At the MGM Grand in Las Vegas tonight Manny Pacquiao, regarded by many as the pound-for-pound supreme boxer on the planet, will defend his World Boxing Organisation welterweight title against Juan Manuel Marquez, the three-weight world champion from Mexico.

It is the third, and almost certainly final, instalment of a super-fight trilogy that has spanned seven years and three weight divisions, with the first meeting drawn and Pacquiao triumphing on a disputed points decision in the second.

It is a contest that will be observed closely by Ricky Burns, the new WBO interim lightweight title holder, as it will have a direct impact on the Scot’s next outing in the ring. “Marquez is the full WBO lightweight world champion and I am the interim title-holder after my victory over Michael Katsidis last week, and now his mandatory challenger,” Burns explained.

“That means that, after tonight’s fight – and, I guess, depending on the result – Marquez has a decision to make. I think, regardless of whether he wins or loses, it is a big ask for him to come back down to 135lbs and fight me at lightweight. Don’t get me wrong: Marquez is the fight I want. To share a ring with a modern great such as him would be a privilege, but I think the least likely of his options is that he steps back down to lightweight.
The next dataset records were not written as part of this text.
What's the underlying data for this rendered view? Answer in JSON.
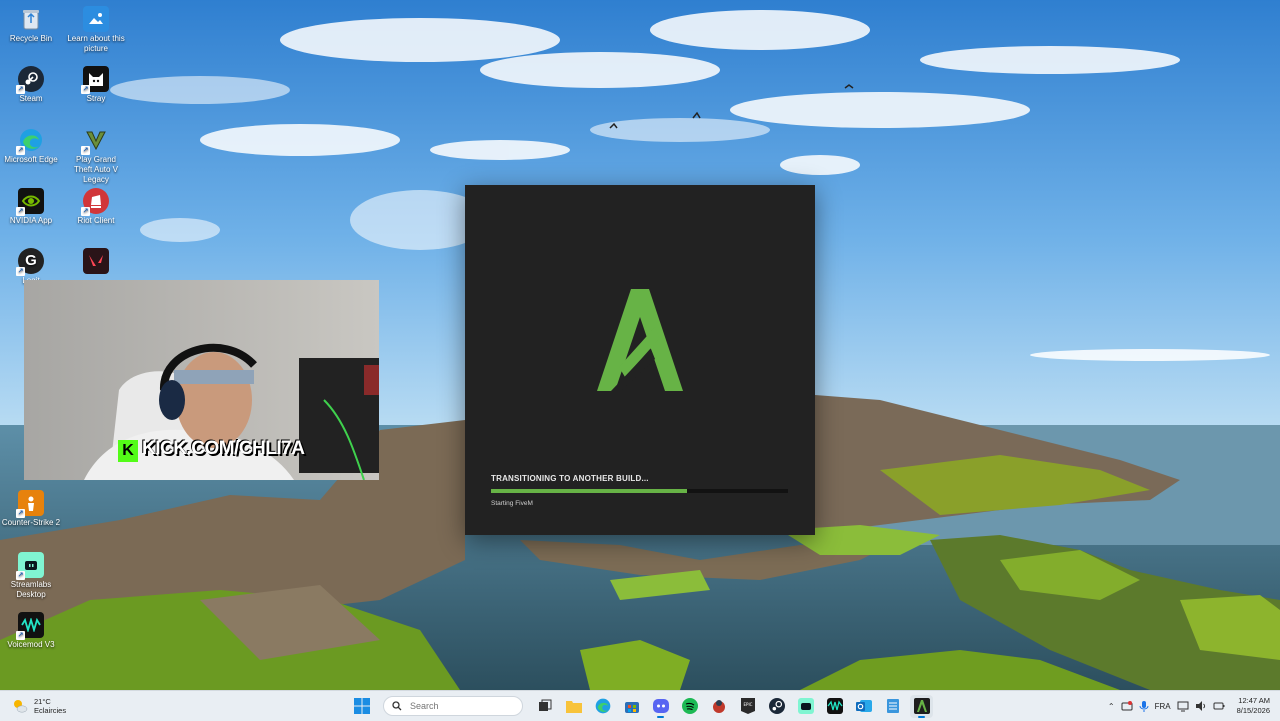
{
  "desktop": {
    "icons": [
      {
        "label": "Recycle Bin",
        "icon": "recycle-bin-icon"
      },
      {
        "label": "Learn about this picture",
        "icon": "picture-info-icon"
      },
      {
        "label": "Steam",
        "icon": "steam-icon"
      },
      {
        "label": "Stray",
        "icon": "stray-icon"
      },
      {
        "label": "Microsoft Edge",
        "icon": "edge-icon"
      },
      {
        "label": "Play Grand Theft Auto V Legacy",
        "icon": "gta-icon"
      },
      {
        "label": "NVIDIA App",
        "icon": "nvidia-icon"
      },
      {
        "label": "Riot Client",
        "icon": "riot-icon"
      },
      {
        "label": "Logit",
        "icon": "logitech-icon"
      },
      {
        "label": "",
        "icon": "valorant-icon"
      },
      {
        "label": "Counter-Strike 2",
        "icon": "cs2-icon"
      },
      {
        "label": "Streamlabs Desktop",
        "icon": "streamlabs-icon"
      },
      {
        "label": "Voicemod V3",
        "icon": "voicemod-icon"
      }
    ]
  },
  "webcam": {
    "overlay_text": "KICK.COM/CHLI7A"
  },
  "loader": {
    "status": "TRANSITIONING TO ANOTHER BUILD...",
    "substatus": "Starting FiveM",
    "progress": 0.66,
    "accent": "#67b346",
    "background": "#222222"
  },
  "taskbar": {
    "weather": {
      "temp": "21°C",
      "condition": "Eclaircies"
    },
    "search_placeholder": "Search",
    "language": "FRA",
    "time": "12:47 AM",
    "date": "8/15/2026",
    "apps": [
      "start-icon",
      "search",
      "task-view-icon",
      "file-explorer-icon",
      "edge-icon",
      "store-icon",
      "discord-icon",
      "spotify-icon",
      "game-icon",
      "epic-games-icon",
      "steam-icon",
      "streamlabs-icon",
      "voicemod-icon",
      "outlook-icon",
      "notepad-icon",
      "fivem-icon"
    ]
  }
}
“If he doesn’t, hopefully I will be made full WBO world champion. I would rather win the title in the ring, though, and to face Marquez for the chance to do that.”

The very fact that a fight of the magnitude of tonight’s will shape the way ahead for Burns underlines just how far the Coatbridge man has come. His masterclass at Wembley Arena a week ago against Katsidis – who knocked down Marquez in the third round of their meeting last year before the latter gained control to win with a ninth-round stoppage – was near flawless.

Perhaps one of the most pleasing aspects of Burns’ victory over the Australian, whose left hook has troubled the best every time he has mixed in exalted company, was that at no time was he in serious trouble, such was the quality of his defence boxing en route to a unanimous points verdict.

While Burns’ hopes of meeting the great Mexican hang on tonight’s meeting with Pacquiao, he admits he can see only one outcome. “I think Pacquiao is rightly the favourite,” he said.

“Marquez is 38 and moving up all the way to welterweight is putting him at a disadvantage in terms of weight and power. I think maybe you saw in his fight with Floyd Mayweather Jnr in 2009 that, great fighter though he still is, he is not as fresh as he once was.

“Pacquiao has had Marquez down in both of their previous fights and although a lot of people believe Marquez’s classic orthodox boxing is a style Manny struggles to cope with, I think that, at this stage of their careers, Manny will have too much for him at welterweight. If it pans out that way it will be very interesting to see where Marquez goes from there.”